Ploemeur: Mornings (Place de Falquerho)
St-Gildas de Rhuys: Mornings


----------



## Zebedee (Oct 3, 2007)

Too late Mandy - but thanks anyway.  

It will be great for next time  .

Dave


----------



## GerryD (Sep 20, 2007)

Excellent list, well done
Gerry


----------



## peejay (May 10, 2005)

Thanks Mandy, some very handy info to print off for our next visit.  

Pete


----------



## tonyt (May 25, 2005)

Zebedee said:


> Too late Mandy - but thanks anyway.
> 
> It will be great for next time  .
> 
> Dave


Just in time for me Mandy - thanks, not a bad way of bimbling, maybe I'll get to see a few in the next couple of weeks.

Dave - you can't win 'em all. I'll let you know how good they were and what tasty delicacies I tried.


----------



## shingi (Apr 18, 2008)

There is a book called Tarragon and Truffles (Bantam Books) by Anne Gregg formerly of the Wish You Were Here travel programmes and now very sadly deceased which lists ALL the markets in France and the days they are on.
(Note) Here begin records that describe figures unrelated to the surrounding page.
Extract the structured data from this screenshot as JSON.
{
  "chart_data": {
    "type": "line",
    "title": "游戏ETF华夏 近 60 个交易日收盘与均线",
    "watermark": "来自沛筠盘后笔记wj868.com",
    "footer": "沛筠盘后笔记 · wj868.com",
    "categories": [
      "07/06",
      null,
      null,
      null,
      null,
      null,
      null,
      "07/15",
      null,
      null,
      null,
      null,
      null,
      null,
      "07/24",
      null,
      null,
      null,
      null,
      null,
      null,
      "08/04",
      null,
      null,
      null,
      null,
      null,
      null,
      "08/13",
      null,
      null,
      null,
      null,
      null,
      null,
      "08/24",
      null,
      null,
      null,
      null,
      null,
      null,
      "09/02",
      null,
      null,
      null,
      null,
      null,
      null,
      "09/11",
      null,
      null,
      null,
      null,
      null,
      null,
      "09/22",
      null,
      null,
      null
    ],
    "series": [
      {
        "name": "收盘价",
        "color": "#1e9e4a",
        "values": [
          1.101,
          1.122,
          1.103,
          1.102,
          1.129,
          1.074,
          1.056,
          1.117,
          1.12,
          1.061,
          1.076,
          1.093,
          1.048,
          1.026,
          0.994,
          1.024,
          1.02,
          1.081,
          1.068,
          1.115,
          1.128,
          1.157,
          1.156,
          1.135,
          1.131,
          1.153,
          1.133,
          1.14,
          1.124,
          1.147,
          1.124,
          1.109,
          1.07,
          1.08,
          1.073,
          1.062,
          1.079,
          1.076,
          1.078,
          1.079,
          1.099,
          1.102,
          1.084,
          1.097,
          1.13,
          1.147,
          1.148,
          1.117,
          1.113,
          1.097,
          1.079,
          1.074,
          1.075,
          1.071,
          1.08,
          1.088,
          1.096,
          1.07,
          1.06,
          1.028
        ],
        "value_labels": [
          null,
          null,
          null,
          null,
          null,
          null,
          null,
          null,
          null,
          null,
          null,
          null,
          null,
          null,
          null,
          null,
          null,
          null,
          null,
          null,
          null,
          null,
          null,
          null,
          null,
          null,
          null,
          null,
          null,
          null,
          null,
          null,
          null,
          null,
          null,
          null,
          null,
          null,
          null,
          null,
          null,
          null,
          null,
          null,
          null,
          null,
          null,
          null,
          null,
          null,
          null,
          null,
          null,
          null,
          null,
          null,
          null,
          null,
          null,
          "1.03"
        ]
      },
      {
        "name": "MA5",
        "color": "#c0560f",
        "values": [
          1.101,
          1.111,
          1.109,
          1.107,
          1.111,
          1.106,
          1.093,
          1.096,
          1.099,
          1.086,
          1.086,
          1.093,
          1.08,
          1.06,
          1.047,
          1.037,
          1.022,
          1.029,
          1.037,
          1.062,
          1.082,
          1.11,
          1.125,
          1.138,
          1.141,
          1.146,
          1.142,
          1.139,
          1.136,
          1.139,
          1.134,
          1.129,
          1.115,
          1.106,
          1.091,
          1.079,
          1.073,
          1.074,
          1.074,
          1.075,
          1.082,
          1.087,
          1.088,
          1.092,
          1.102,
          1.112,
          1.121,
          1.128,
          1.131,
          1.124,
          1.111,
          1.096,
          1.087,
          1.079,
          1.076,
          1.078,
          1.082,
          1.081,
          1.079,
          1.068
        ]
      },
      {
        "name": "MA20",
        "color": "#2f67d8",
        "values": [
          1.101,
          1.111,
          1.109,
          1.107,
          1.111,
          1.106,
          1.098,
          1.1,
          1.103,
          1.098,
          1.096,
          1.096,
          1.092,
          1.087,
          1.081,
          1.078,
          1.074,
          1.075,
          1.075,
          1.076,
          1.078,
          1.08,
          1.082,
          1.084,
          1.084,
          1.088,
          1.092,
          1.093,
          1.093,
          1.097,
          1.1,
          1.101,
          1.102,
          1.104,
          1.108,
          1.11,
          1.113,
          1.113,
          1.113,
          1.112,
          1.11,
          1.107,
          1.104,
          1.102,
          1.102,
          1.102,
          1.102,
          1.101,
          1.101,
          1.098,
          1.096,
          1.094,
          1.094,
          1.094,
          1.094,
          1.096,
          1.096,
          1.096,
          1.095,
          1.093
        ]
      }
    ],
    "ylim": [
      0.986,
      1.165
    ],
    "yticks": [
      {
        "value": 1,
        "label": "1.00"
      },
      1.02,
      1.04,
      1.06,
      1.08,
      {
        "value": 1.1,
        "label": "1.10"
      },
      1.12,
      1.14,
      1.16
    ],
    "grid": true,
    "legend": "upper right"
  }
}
It is a brilliant book.


----------



## mandyandandy (Oct 1, 2006)

We go over on the 23rd. 

So what's bimbling? 

Can't wait  

Mandy


----------



## mandyandandy (Oct 1, 2006)

Someone just thanked me for this so thought I would regurgitate it again for all those heading that way this summer.

I doubt if many will have changed. 

We still cannot decide where to go this year, end of May beginning of June so should be fairly quiet. 

Mandy


----------



## barrosa (May 9, 2005)

Hi we go over on the 23rd canterbury aires saturday night anylast minute shopping sunday. norfolk line 1800, gravalines sunday night then!!! :lol:


----------



## CurlyBoy (Jan 13, 2008)

*french markets*

.........for any body who might be interested there is a book of all the markets in France:

Markets of France by Janice Gallagher ISBN 1-903861-00-4

we wouldn't be without it, it details type of market, days and place held. Listed by departments.

cb


----------



## lufc (Jun 24, 2007)

Brilliant timing, we are off next week travelling along Brittany coast from Cherbourg. Compare the markets, simples!  

Thanks


----------